There were some years, I remember, when my mother was heavily involved in projects to be sold at this annual event. I 'm sure she was usually called upon to make plenty of her maple fudge, for which she was locally famous. It was a very tricky recipe, and no matter how good a cook she gave the recipe to, the fudge would seldom come out right. Boiling, candy thermometers, cooling to the exact right point, and then what seemed to be hours of beating were all required for the proper preparation of this delicacy. Yes, it was delicious, and it certainly was a triumph for my mother to be able to produce something so difficult that no other living woman (other than the neighbor lady who gave her the recipe) had ever done. But it always looked like a lot of trouble to me!
As I recall, the baked goods and candy table at the Christmas fair was usually presided over by a tiny, pink-cheeked, white-haired lady named Mrs. Hudson. The candies, cookies, breads, and other goodies were always displayed so enticingly! I remember in particular little spritz cookies in the shape of wreaths. I think these were probably made by a Swedish woman who attended the church. The little wreaths were decorated with green sugar and tiny bits of candied cherries, and always looked so festive to me. When I grew up, I learned to make these myself. You can find my recipe here: Christmas Wreath Spritz Cookies.
This table also held many different kinds of fudge in addition to my mother's maple variety. I especially liked the look of the thick, pure white squares of divinity fudge, some of them topped with walnut halves. Not being a fan of egg whites at that time, though, I didn't care for the taste. It reminded me too much of meringue.
Along with fudge, my mother sometimes made crafts for the Christmas fair. One year, I remember she made some lovely pins from mostly natural materials. The base for each pin was a smooth oval of wood. This was long before the days when such wooden shapes could be purchased pre-cut; my parents, as I recall, cut out the shapes themselves and then sanded them smoothly. Then tiny hemlock cones, yellow tansy heads, and red-orange bittersweet berries were artfully arranged on the wooden base. We had tansy bushes nearby, but I seem to remember a family drive of quite some distance to locate the bittersweet!

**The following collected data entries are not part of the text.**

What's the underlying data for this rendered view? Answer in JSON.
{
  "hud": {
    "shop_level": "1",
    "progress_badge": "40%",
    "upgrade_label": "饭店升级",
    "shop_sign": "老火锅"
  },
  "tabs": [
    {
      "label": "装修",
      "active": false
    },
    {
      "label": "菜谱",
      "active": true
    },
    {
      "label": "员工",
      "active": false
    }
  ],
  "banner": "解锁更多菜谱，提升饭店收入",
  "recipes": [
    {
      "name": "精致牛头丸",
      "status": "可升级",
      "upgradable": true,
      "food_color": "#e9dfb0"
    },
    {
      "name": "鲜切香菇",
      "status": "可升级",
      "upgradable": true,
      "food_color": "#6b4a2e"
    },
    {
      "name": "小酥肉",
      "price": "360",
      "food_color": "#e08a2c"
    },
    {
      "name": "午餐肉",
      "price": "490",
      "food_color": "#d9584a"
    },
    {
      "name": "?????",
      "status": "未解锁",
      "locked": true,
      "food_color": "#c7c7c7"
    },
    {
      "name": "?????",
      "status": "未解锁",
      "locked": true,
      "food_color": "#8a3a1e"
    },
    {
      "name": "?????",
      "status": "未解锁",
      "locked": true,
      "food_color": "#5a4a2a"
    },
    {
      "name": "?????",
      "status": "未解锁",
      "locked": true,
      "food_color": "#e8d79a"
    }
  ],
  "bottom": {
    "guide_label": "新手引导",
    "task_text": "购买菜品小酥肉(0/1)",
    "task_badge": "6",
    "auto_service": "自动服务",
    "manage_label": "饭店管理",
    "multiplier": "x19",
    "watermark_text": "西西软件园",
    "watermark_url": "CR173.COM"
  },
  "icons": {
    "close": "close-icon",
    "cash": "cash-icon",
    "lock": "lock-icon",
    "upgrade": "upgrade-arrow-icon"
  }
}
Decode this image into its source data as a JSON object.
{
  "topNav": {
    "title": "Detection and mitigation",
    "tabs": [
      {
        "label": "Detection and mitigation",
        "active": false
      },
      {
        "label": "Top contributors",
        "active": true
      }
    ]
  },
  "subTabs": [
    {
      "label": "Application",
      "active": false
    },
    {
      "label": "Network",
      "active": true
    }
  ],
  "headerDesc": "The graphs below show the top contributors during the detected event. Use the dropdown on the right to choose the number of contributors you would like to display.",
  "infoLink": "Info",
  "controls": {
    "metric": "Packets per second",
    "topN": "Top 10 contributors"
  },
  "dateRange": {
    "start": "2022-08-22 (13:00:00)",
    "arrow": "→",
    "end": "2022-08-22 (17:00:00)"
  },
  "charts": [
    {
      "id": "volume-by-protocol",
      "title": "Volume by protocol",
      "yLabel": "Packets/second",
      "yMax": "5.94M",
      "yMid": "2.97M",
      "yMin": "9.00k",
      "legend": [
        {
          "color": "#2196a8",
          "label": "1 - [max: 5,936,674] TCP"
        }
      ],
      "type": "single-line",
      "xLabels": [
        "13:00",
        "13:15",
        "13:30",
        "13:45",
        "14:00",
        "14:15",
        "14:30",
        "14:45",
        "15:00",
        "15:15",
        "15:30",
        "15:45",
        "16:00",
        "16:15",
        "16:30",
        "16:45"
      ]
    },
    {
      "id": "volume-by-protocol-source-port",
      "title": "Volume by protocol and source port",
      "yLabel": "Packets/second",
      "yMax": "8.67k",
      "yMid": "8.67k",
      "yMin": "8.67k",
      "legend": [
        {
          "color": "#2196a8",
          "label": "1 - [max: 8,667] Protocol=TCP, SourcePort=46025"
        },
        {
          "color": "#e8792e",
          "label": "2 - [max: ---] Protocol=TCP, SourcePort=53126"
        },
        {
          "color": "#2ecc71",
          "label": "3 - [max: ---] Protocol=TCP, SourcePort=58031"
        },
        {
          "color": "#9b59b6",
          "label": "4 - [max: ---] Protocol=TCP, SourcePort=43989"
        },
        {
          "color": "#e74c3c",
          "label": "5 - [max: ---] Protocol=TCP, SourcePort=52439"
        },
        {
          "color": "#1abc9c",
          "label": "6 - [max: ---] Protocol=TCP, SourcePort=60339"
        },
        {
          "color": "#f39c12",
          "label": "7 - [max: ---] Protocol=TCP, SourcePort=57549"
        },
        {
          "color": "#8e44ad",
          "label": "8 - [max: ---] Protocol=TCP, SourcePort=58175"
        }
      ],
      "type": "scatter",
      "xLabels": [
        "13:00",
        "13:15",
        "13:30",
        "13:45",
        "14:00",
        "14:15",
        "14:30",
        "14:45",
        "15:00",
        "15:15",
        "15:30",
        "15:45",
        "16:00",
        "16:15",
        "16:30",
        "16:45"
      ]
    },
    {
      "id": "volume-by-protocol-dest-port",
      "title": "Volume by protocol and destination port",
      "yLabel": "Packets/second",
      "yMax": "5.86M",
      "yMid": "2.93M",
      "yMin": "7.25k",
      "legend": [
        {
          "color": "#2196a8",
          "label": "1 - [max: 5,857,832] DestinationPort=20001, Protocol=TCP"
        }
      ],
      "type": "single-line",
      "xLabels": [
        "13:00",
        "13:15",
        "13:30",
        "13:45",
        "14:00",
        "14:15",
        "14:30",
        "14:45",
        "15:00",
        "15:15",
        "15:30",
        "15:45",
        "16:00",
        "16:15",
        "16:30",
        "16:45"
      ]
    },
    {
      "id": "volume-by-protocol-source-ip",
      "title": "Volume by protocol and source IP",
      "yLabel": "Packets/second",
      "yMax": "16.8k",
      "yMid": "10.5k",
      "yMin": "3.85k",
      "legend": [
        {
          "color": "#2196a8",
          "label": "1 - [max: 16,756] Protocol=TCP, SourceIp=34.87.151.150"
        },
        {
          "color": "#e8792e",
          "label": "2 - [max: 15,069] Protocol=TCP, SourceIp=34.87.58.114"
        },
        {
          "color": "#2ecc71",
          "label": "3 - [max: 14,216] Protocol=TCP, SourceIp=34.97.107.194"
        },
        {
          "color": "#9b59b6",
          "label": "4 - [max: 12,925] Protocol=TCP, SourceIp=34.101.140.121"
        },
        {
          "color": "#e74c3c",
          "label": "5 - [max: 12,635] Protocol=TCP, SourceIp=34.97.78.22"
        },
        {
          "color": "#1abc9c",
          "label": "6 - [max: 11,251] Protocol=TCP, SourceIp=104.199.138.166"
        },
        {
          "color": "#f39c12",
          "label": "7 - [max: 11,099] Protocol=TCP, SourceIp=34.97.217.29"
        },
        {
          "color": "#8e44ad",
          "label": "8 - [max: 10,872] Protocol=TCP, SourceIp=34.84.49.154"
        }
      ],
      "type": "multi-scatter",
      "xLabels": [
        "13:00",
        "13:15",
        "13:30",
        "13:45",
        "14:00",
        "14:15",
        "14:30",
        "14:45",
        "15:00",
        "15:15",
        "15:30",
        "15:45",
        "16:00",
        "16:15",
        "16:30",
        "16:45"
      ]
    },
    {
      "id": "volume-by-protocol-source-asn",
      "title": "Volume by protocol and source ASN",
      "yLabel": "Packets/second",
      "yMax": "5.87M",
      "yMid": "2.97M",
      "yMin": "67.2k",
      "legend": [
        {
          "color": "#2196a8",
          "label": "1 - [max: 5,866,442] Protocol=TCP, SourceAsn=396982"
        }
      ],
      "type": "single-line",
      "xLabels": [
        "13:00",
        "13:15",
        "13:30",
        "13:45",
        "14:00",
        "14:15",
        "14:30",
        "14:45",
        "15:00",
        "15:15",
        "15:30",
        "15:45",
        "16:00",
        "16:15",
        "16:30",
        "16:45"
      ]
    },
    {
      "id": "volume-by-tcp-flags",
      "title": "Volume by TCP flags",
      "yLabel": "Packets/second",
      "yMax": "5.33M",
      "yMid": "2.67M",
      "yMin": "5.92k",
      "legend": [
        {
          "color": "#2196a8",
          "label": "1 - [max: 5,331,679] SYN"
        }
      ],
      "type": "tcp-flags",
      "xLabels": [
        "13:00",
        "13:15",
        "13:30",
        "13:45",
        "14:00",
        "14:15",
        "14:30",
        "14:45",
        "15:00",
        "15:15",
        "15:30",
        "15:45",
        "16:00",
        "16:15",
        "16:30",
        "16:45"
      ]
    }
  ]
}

Anothe year my mother made small coin purses for kids out of felt. The purses buttoned closed. They resembled kittens, and I think there may have been bunnies or puppies as well.
And once, there were some very intricate-looking Christmas ornaments made out of cardboard into sort of a three-dimensional diamond shape. These were covered with felt and trimmed with, if I remember right, gold braid, sequins, and colorful embroidery.
I also thought I remembered making a fad of the 1960s called ice cube candles, but when I asked my mother about this some years ago, she couldn't remember it. A quart milk carton was used for the mold. One filled the carton with crushed ice, then poured in the hot paraffin wax. This left the square finished candle full of holes. They were quite interesting-looking. I think a taper candle may have been secured in the center before pouring in the wax, thus providing the necessary candle wicking.
At the end of the Christmas fair every year, Santa Claus would come. I can't remember if there was some sort of meal first, or not. The Methodists were famous for their all-you-can-eat smorgasbord suppers, held every Saturday night throughout the summer. So I wouldn't be at all surprised if, as I seem to recall, a supper like this was held at the conclusion of the Christmas fair.
Anyway, at the end of the evening we would all listen for the jingle of bells, and in would come Santa, ho-ho-ho-ing as he came. Even though most of us knew it was really Charlie Morse, who owned the school bus company in town, he made a very convincing jolly old elf. There may have been time, though I can't remember for sure, for very young children to sit on Santa's lap and have a Polaroid picture taken.
I know that there was time for photo ops throughout the fair, when kids could have their Polaroid photo taken with various Christmas props. The photo at the top of the post is one of these, and so is the one just below.↓
And I think that every child received either a net bag full of popcorn or a popcorn ball, and a cute little cardboard box full of hard Christmas candy. This is the kind of Christmas candy that is very pretty and colorful, but tastes all the same.
The boxes were decorated with holiday scenes and each box sported a little string handle similar to a shoelace. I actually found a bunch of these unassembled boxes in my sorting at my childhood home, and have listed a number of them for sale in my Etsy shop, A New Hampshire Attic.
|Not my manger scene (I forget where I found this photo) but it looks identical.|
Thanks for joining me in a trip down memory lane!